Amazon saved children’s voices recorded by Alexa even after parents asked for it to be deleted. Now it’s paying a $25 million fine.::“For too long, Amazon has treated children’s sensitive data as its own property,” Josh Golin, executive director of Fairplay, said in a statement.
Should have been 25% of profits. Percentage based systems work.
JingJang@lemmy.world 1 year ago
This isn’t a “fine” to Amazon. 25 million dollars is just the cost of business.
Make this 250 or 500 million and then… Maybe… it’s a fine.
BrudderAaron@lemmy.world 1 year ago
Fuck it. Hit them with a couple of billion and THEN companies might stop being shitheads to basic human rights.
amanneedsamaid@sopuli.xyz 1 year ago
Totally agree. Facebook should have been absolutely crippled financially after influencing an election, but they get off scot free.
My idea is this:
Instead of a maximum fine being applied, you take a violation, lets say influencing an election, and you calculate how much of the corporations revenue came from that source. (i.e. Facebook messenger revenue would not count for election manipulation). Then, take a huge portion of that revenue (60%, 70%? [Depending on the violation]) and take that from their revenue. Who gives a shit if Facebook literally has to close down one of their services from lack of finances, thats what they get.
JingJang@lemmy.world 1 year ago
Agreed.
I only mentioned my range because then perhaps it would move to a different column in their budget.

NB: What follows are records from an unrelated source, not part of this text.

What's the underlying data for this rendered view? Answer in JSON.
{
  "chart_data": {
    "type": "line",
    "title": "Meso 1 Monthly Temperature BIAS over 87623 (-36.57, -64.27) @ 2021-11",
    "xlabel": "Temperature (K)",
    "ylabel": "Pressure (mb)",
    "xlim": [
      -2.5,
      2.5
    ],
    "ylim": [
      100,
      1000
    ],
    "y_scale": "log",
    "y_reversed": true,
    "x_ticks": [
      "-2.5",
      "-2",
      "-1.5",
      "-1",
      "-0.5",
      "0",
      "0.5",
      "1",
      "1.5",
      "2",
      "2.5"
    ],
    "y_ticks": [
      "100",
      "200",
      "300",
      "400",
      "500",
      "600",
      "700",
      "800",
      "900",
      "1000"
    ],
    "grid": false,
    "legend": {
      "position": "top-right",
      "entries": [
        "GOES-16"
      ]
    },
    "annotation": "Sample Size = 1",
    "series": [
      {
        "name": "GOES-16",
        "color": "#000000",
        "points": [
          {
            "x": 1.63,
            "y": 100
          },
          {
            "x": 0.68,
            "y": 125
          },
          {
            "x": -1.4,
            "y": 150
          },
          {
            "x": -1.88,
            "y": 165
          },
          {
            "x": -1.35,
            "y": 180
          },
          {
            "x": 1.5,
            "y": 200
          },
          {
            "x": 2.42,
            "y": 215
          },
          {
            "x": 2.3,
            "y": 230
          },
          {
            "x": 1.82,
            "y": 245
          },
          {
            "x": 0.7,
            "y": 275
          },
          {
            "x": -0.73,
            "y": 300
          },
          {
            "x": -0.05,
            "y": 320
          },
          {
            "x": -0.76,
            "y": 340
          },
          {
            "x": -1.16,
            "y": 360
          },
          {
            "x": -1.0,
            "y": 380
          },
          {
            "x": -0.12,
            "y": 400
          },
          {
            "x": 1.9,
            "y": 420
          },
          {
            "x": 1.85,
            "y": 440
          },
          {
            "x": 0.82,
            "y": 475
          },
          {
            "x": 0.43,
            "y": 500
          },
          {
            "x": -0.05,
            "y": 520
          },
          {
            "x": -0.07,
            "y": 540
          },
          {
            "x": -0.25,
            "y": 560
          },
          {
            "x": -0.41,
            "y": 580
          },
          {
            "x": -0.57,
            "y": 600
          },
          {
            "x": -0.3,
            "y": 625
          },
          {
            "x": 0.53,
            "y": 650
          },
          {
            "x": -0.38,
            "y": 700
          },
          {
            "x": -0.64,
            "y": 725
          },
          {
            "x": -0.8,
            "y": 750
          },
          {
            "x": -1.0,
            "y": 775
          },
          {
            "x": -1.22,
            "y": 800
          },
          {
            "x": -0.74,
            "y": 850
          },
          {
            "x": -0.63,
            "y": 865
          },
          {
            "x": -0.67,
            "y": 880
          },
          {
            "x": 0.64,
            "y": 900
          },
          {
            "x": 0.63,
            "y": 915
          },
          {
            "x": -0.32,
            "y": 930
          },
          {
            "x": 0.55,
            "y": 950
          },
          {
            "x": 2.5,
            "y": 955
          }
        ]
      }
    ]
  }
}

25 million is nothing to Amazon.
A couple of billion might move it into an enterily new spreadsheet and maybe even precipitate a meeting to figure out who needs to be fired. Maybe.
Steeve@lemmy.ca 1 year ago
This isn’t entirely correct, the $25M fine is a slap on the wrist sure, but this is a COPPA ruling, which essentially means it’s a $25M slap on the wrist and a “change the way you’re doing shit now or else”. Nobody has gotten to the “or else” with COPPA afaik, but you’d essentially be risking daily fines until fixed and risk losing operating rights in the US entirely. Would that actually happen to Amazon? We’ll never know, because they’re going to fix it before they get there. Not worth the risk.
JingJang@lemmy.world 1 year ago
Fair enough, good reply.
Upvoted :)
(Maybe Lemmy will bring back some good discussions in threads like these…)
I think the public gets fatigued when we hear about the profits these companies make and then we see these comparatively small fines.
If this is how we “steer the vessel of regulation” then I can accept that this is a push in a better direction.
However, I still feel that a fine in the hundreds of millions, ( not bankrupting but a “shot in the leg” versus a “slap on the wrist”), is appropriate for these very large corporations. They already weild so much political and economic power that consequences for things like this should be higher.
In other words, let’s encourage them to operate responsibly in the first place.
Weborl@lemmy.world 1 year ago
This. Fines should not be fixed at a specific amount, but rather as a percentage of the total income of the company for a year. Just as laws are regulated according to technological advances, fines must also be regulated to truly impact companies and make them think twice before breaking the law.
northendtrooper@lemmy.ca 1 year ago
Business fines should always be dealt in percentages.
Aldrond@lemmy.world 1 year ago
It shouldn’t be a fine at all. It should be jailtime for executives involved, and asset seizure.
gian@lemmy.grys.it 1 year ago
That is the solution.
And before the usual story “but companies are not people and you cannot punish people for things a company did”: in the end, in a company there is always someone that make a decision. It is too easy to commit a crime and then say “but the company did it”.
average650@lemmy.world 1 year ago
It does depend on how many violations there were. If it was 1, then that’s a hefty fine. If it’s a million, then yes… Cost of business.
JingJang@lemmy.world 1 year ago
That’s not how laws work.
If you break the law, you deal with the consequences.
It’s not a “game system” where additional infractions lead to multipliers of consequences.
Child labor laws exist because we saw what happened in the past when they did not exist. We, as a society, care about our children enough to protect them. That includes preventing them, by law, from working in industrial environments.
Some states seem inclined to repeat the past by repealing or loosening child labor laws… .
Now another child is dead as a result.